The infotainment system continues to use the Ford MyTouch system, which has been maligned by some critics in the past. I’ve never found it to be that bad, and discovered a very modern feel and intuitive integration with my smartphone on this year’s Focus. Like most infotainment systems, it takes a little finagling to figure everything out, but once you do, you grow to appreciate the modern updates and integrated technology found in this year’s Focus.
Much like the Focus has continually improved and evolved in appearance, so has the interior. In fact, the interior of the Focus is arguably one of the best in the compact market. If you can forgive the minimal space in the back seat, then for a two passenger vehicle, or daily commuter, it’s a major contender.
The Focus has three trim levels and two body styles (although the base S trim is only available as a sedan and not as a hatch). Additionally, there’s a tuned-up Focus ST with a lot more oomph aimed at the enthusiast/tuner crowd.
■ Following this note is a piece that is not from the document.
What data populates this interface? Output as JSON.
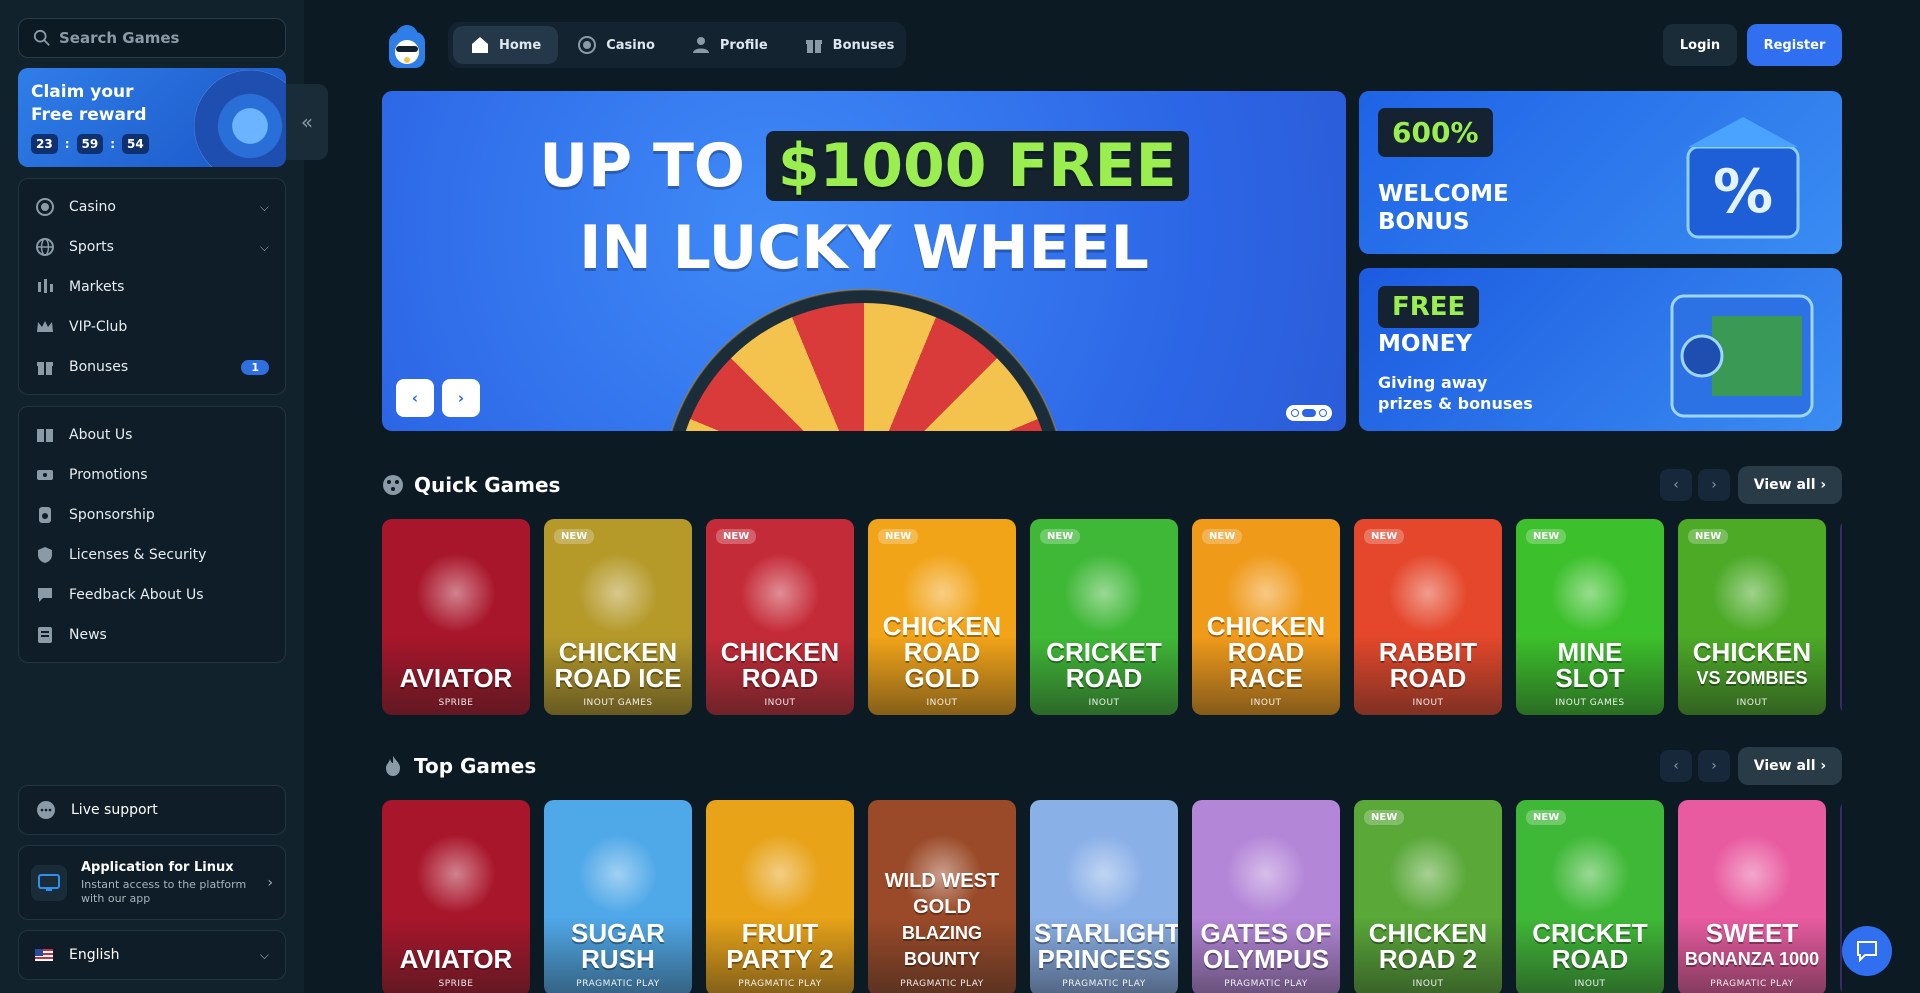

There’s also the Focus Electric, which is more of a CAFE vehicle for Ford than a major seller.
Some fun and added value technology can be found on the higher trim SE and especially so for the top-of-the-line trim Titanium. Available add ons for the SE trim include rear parking sensors, heated front seats and steering wheel and paddle shifters. The Titanium trim has a blind-spot monitoring system, lane departure warning system and automatic parallel park assist. If you’ve never experienced the park assist in a Ford vehicle, you’re missing out on amazing technology. It’s especially good for drivers who have anxiety over parallel parking. Although with this diminutive front-wheel drive vehicle, parking is easy, even in smaller spots.
In fact, the small size is part of the big charm of the Focus. It corners well, maneuvers through parking spots easily and is a phenomenal urban vehicle.
Fuel economy is near the top of the segment for the Focus. With the addition of the new 1.0-liter Ecoboost engine, that engine now has an EPA average of 33 mpg combined with a rating of 29 mpg/city and 40 mpg/highway. My tester did almost as well and had an EPA rating of 26 mpg/city and 38 mpg/highway. In a week’s worth of mostly suburban driving, I averaged just over 30 mpg.
2015 is a good year for the Ford Focus. As either a sedan or a hatchback, the car has evolved into a modern-looking fuel-efficient daily driver. With an improved interior and just enough technology, Ford has done a nice job of keeping this car relevant and updated. I look forward to seeing how this popular compact car continues to evolve over the next couple of years.